Women have attained new heights of numerical and financial participation in all things geeky… comic books, games, movies, SF/F literature, anime, and all things related, and yet we are all fed, time and time again, the big lies: Women don’t like SF/F. Women don’t like genre movies. Women don’t game. Women don’t read comic books. DC comics has basically laughed off any suggestion that it pitch its books at anything but the hypothetical 45-year-old white guy who lives in a womanless world, but one glance at the crowds attending a ComicCon or a GenCon or an anime con shows how crazy that is. It’s long-term economic suicide to pretend women don’t have enthusiasm and buying power. It’s short and long-term cultural myopia.
The whole situation depresses me because of the obvious implications for human rights and dignity.

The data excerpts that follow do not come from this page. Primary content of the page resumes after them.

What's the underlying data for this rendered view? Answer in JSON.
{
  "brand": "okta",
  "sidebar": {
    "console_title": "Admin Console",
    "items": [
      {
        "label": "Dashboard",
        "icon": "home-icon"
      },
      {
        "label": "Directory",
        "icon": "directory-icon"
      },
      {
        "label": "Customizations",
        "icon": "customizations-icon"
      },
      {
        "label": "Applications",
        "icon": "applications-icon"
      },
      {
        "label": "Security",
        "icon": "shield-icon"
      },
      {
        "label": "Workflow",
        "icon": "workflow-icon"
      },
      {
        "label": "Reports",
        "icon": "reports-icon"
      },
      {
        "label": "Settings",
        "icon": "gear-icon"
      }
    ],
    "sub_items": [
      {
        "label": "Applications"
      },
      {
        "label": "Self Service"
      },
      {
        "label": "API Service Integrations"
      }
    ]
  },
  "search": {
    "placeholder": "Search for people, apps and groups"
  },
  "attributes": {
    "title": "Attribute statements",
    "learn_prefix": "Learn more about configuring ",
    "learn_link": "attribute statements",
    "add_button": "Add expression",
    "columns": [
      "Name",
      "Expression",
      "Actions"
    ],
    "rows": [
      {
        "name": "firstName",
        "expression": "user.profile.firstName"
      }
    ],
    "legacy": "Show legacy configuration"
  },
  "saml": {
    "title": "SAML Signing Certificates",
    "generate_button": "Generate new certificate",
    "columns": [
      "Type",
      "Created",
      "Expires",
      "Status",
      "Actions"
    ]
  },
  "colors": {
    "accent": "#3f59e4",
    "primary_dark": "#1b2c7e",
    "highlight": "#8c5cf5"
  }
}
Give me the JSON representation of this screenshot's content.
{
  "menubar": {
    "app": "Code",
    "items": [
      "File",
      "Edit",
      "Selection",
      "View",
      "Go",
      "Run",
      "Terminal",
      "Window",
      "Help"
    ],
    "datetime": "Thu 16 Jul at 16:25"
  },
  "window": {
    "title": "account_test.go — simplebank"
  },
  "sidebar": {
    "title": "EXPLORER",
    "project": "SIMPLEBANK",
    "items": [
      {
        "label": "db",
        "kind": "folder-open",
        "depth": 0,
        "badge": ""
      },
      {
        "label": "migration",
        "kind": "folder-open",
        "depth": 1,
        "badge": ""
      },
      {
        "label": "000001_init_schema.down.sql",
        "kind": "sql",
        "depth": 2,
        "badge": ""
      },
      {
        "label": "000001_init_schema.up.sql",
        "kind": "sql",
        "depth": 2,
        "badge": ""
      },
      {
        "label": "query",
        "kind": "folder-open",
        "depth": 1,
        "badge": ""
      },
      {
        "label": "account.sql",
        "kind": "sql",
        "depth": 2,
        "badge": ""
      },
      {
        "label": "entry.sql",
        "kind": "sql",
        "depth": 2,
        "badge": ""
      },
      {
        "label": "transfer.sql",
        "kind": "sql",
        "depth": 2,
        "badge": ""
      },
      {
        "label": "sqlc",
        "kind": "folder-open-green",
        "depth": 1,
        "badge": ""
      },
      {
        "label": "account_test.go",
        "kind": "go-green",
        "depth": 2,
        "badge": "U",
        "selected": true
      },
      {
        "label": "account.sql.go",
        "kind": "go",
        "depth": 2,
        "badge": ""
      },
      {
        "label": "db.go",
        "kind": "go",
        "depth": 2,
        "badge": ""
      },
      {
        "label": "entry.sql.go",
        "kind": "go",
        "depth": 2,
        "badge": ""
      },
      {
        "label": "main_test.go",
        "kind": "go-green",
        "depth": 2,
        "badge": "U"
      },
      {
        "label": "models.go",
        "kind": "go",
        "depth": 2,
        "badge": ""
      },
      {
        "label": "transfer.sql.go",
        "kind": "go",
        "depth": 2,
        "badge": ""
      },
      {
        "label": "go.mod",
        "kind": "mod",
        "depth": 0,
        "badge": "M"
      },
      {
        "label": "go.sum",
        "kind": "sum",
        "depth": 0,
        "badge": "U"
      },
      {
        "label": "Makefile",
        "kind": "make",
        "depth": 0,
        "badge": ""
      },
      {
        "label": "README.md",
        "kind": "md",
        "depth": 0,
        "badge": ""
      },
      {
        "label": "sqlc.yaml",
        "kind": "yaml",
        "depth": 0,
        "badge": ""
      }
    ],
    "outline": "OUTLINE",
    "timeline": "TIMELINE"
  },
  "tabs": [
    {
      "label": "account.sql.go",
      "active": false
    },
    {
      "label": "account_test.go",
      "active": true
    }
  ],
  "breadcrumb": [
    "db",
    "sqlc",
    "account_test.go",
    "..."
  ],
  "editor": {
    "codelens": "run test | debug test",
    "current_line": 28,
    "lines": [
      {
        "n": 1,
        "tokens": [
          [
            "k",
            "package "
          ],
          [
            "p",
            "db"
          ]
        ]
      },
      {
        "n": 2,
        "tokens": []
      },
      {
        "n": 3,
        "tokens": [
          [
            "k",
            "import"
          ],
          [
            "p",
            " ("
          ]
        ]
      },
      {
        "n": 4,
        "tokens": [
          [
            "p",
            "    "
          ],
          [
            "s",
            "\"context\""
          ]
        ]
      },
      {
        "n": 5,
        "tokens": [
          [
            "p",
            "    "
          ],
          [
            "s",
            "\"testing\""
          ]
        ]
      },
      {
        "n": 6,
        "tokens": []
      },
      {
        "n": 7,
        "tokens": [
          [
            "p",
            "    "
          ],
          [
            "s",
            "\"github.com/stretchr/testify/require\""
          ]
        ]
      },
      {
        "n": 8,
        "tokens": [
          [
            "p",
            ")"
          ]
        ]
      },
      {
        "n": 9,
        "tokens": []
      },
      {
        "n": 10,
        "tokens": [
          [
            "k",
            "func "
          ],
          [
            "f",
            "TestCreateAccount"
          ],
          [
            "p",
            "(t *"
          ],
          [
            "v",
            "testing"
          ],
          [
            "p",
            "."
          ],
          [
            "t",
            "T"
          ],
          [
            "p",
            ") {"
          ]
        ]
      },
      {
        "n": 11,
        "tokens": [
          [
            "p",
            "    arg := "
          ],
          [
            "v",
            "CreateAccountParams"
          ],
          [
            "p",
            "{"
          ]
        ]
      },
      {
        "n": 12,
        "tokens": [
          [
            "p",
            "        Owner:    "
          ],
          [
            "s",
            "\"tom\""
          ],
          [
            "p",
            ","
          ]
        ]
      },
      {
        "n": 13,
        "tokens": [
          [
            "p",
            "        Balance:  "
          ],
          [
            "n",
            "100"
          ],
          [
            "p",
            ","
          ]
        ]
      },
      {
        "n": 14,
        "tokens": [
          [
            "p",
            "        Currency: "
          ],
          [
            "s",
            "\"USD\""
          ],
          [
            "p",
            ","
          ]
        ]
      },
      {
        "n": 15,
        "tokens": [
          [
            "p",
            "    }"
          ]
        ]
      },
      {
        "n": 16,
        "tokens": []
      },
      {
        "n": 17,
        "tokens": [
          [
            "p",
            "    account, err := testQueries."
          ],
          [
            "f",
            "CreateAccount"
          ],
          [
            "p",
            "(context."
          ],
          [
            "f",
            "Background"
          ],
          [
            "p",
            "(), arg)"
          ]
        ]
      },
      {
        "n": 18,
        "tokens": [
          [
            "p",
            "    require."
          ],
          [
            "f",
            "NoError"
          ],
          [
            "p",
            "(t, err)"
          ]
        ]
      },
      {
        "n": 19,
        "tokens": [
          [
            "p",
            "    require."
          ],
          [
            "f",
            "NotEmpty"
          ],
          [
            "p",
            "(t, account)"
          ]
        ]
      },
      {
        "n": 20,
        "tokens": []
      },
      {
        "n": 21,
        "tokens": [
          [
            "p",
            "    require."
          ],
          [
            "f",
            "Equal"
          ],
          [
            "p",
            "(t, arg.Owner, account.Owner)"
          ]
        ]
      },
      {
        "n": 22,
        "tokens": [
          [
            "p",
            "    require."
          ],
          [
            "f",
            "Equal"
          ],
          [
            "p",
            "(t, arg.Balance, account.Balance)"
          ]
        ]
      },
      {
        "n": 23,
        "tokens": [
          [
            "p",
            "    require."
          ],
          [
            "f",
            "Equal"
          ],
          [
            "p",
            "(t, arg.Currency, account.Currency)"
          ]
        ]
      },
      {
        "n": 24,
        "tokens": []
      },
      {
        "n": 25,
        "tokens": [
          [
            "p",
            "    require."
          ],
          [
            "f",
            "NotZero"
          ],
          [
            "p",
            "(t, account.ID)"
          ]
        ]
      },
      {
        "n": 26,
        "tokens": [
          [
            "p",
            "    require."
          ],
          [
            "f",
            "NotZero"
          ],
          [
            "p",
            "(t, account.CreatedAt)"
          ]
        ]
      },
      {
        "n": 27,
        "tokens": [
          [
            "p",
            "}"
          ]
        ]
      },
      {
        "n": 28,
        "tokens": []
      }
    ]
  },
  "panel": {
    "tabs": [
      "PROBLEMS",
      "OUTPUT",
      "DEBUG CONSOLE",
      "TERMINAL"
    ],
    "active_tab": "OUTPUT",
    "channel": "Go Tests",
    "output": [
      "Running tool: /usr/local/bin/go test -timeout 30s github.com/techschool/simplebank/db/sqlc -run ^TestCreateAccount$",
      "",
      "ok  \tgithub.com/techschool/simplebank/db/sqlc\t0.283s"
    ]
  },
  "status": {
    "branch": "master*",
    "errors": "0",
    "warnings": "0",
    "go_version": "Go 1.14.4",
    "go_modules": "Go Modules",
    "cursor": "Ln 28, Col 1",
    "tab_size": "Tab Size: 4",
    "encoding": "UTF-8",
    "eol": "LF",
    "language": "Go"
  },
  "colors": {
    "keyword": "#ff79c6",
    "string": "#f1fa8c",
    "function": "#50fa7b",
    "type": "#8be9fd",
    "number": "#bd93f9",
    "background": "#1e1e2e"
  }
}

The situation also depresses me as a good old honest capitalist. Women make up a substantial portion of my audience. I don’t believe their money has cooties. I will happily try to put something for everyone in my work, and write to represent and please all sexes and persuasions, and try to give everyone moments of prominence, achievement, heroism, and agency. Of course, I also try to give everyone moments of weakness, failure, and villainy. Writing with an eye on equality means you grant everyone the chance to be a rounded human portrait, to be evil as well as good, to be reviled as well as idealized.
This is the merest fingernail-paring of what remains to be said on the subject, but it’ll do for now.